If we try to realise in our imagination Grimaldi stretched on a bed of sickness, a jovial companion in a gouty paroxysm, or an excellent friend, the author of utterances which have delighted and convulsed the stage, in the extremity of mental depression or physical suffering, we shall be better able to see that the Anecdote generically, and the Jest in particular, are fortuitous emanations and not parcel of our daily being.

Facetious narrations are too seldom subjected to the test of circumstantial evidence. We are not apt to ask ourselves the question, who delivered the joke, or ushered it into print? There are cases, of course, where the author of a sally or rejoinder himself repeats it to a third party, possibly in its original shape, possibly with embellishments; but there must be, nay, there are numberless instances in which a funny thing is given to a person, not because he said it, but because he might or would have done so. It is an assignment by inference and likelihood.

CHAPTER II.

Origin of this Class of Literature, and its Dependence on the Conditions of Society—Jests before Jest-books—Influence of the Arts of Writing and Printing Long Subsequent to the Introduction of Caricature and Humour.

THE earliest form or phase of the Jest was the product of an illiterate age. A knowledge of the art of writing was a discovery long subsequent to the rise of a taste for the expression of the laughable, for the sake either of amusement or of ridicule. The primitive authors of jokes were men who employed, not the pen, but the chisel and the brush; and the most venerable existing specimens of this branch of human ingenuity belong to art, not to literature; and to Egypt, the cradle and nursery of art.
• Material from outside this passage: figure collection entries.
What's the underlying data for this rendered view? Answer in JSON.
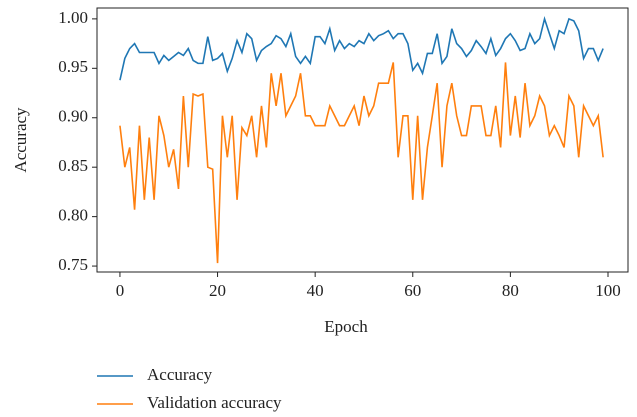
{
  "chart_data": {
    "type": "line",
    "x_label": "Epoch",
    "y_label": "Accuracy",
    "x": [
      0,
      1,
      2,
      3,
      4,
      5,
      6,
      7,
      8,
      9,
      10,
      11,
      12,
      13,
      14,
      15,
      16,
      17,
      18,
      19,
      20,
      21,
      22,
      23,
      24,
      25,
      26,
      27,
      28,
      29,
      30,
      31,
      32,
      33,
      34,
      35,
      36,
      37,
      38,
      39,
      40,
      41,
      42,
      43,
      44,
      45,
      46,
      47,
      48,
      49,
      50,
      51,
      52,
      53,
      54,
      55,
      56,
      57,
      58,
      59,
      60,
      61,
      62,
      63,
      64,
      65,
      66,
      67,
      68,
      69,
      70,
      71,
      72,
      73,
      74,
      75,
      76,
      77,
      78,
      79,
      80,
      81,
      82,
      83,
      84,
      85,
      86,
      87,
      88,
      89,
      90,
      91,
      92,
      93,
      94,
      95,
      96,
      97,
      98,
      99
    ],
    "series": [
      {
        "name": "Accuracy",
        "color": "#1f77b4",
        "values": [
          0.938,
          0.96,
          0.97,
          0.975,
          0.966,
          0.966,
          0.966,
          0.966,
          0.955,
          0.963,
          0.958,
          0.962,
          0.966,
          0.963,
          0.97,
          0.958,
          0.955,
          0.955,
          0.982,
          0.958,
          0.96,
          0.965,
          0.947,
          0.96,
          0.978,
          0.966,
          0.985,
          0.98,
          0.958,
          0.968,
          0.972,
          0.975,
          0.983,
          0.98,
          0.972,
          0.985,
          0.962,
          0.955,
          0.962,
          0.955,
          0.982,
          0.982,
          0.975,
          0.99,
          0.968,
          0.978,
          0.97,
          0.975,
          0.972,
          0.978,
          0.975,
          0.985,
          0.978,
          0.983,
          0.985,
          0.988,
          0.98,
          0.985,
          0.985,
          0.975,
          0.948,
          0.955,
          0.945,
          0.965,
          0.965,
          0.985,
          0.955,
          0.962,
          0.99,
          0.975,
          0.97,
          0.962,
          0.968,
          0.978,
          0.972,
          0.965,
          0.98,
          0.963,
          0.97,
          0.98,
          0.985,
          0.978,
          0.968,
          0.97,
          0.985,
          0.975,
          0.98,
          1.0,
          0.985,
          0.97,
          0.988,
          0.985,
          1.0,
          0.998,
          0.988,
          0.96,
          0.97,
          0.97,
          0.958,
          0.97
        ]
      },
      {
        "name": "Validation accuracy",
        "color": "#ff7f0e",
        "values": [
          0.892,
          0.85,
          0.87,
          0.807,
          0.892,
          0.817,
          0.88,
          0.817,
          0.902,
          0.882,
          0.85,
          0.868,
          0.828,
          0.922,
          0.85,
          0.924,
          0.922,
          0.924,
          0.85,
          0.848,
          0.753,
          0.902,
          0.86,
          0.902,
          0.817,
          0.89,
          0.882,
          0.902,
          0.86,
          0.912,
          0.87,
          0.945,
          0.912,
          0.945,
          0.902,
          0.912,
          0.922,
          0.945,
          0.902,
          0.902,
          0.892,
          0.892,
          0.892,
          0.912,
          0.902,
          0.892,
          0.892,
          0.902,
          0.912,
          0.892,
          0.922,
          0.902,
          0.912,
          0.935,
          0.935,
          0.935,
          0.956,
          0.86,
          0.902,
          0.902,
          0.817,
          0.902,
          0.817,
          0.87,
          0.902,
          0.935,
          0.85,
          0.912,
          0.935,
          0.902,
          0.882,
          0.882,
          0.912,
          0.912,
          0.912,
          0.882,
          0.882,
          0.912,
          0.87,
          0.956,
          0.882,
          0.922,
          0.88,
          0.935,
          0.892,
          0.902,
          0.922,
          0.912,
          0.882,
          0.892,
          0.882,
          0.87,
          0.922,
          0.912,
          0.86,
          0.912,
          0.902,
          0.892,
          0.902,
          0.86
        ]
      }
    ],
    "xlim": [
      -4.7,
      104.1
    ],
    "xticks": [
      0,
      20,
      40,
      60,
      80,
      100
    ],
    "ylim": [
      0.744,
      1.011
    ],
    "yticks": [
      {
        "value": 0.75,
        "label": "0.75"
      },
      {
        "value": 0.8,
        "label": "0.80"
      },
      {
        "value": 0.85,
        "label": "0.85"
      },
      {
        "value": 0.9,
        "label": "0.90"
      },
      {
        "value": 0.95,
        "label": "0.95"
      },
      {
        "value": 1.0,
        "label": "1.00"
      }
    ],
    "grid": false,
    "legend": "bottom left"
  }
}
In his admirable History of Caricature and Grotesque, 1865, Wright has accumulated such an immense body of information on this most interesting subject of inquiry that, so far as it goes, it will supersede the necessity for traversing the ground again. He has traced with singular industry and scholarship the growth and development of the jocular sentiment in all its varied points of view, from its first infancy among the Egyptians, through the Greeks and Romans, to modern times and our own country.

For while during centuries the feeling for the grotesque or absurd, together with the almost inborn propensity for the exposure of foibles and vices in an enemy, a rival, or an obnoxious public character, had its outlets only through the agency of art, and the sculptor or draughtsman was the sole resource of those who loved caricature and farce, the introduction of caligraphy by no means diminished the call for the graphic delineators of comedy and satire. The English artists of the Georgian epoch were equally prolific and unsparing; and even now, when all the civilised communities of the world have their printing presses without number at command, the pencil remains a favourite vehicle for the exhibition of humorous or unpopular traits in distinguished persons of the day, and among many connoisseurs and students a volume of Gillray or Rowlandson is a more welcome object of attention or notice than a printed record.

The engraving has in all ages enjoyed over its literary counterpart or equivalent the great advantage, that it immediately attracts the eye, and enables one to embrace every point of view and the whole story at a glance; whereas in the other case the same effect is scarcely produced on the mind by many pages of letterpress or the most elaborate inscription on metal or stone. The spectator is in fact a far older student than the reader or the listener to a reading, or than the audience of the minstrel of yore. The organs of sight have been the direct media through which innumerable generations of mankind have received all the knowledge and culture which they ever possessed; and we perceive at the present moment how far the cheap print and the gay shop-window go to supply such Englishmen of the nineteenth century as have small leisure and perhaps equally small inclination for books with notions of current sentiments and transactions.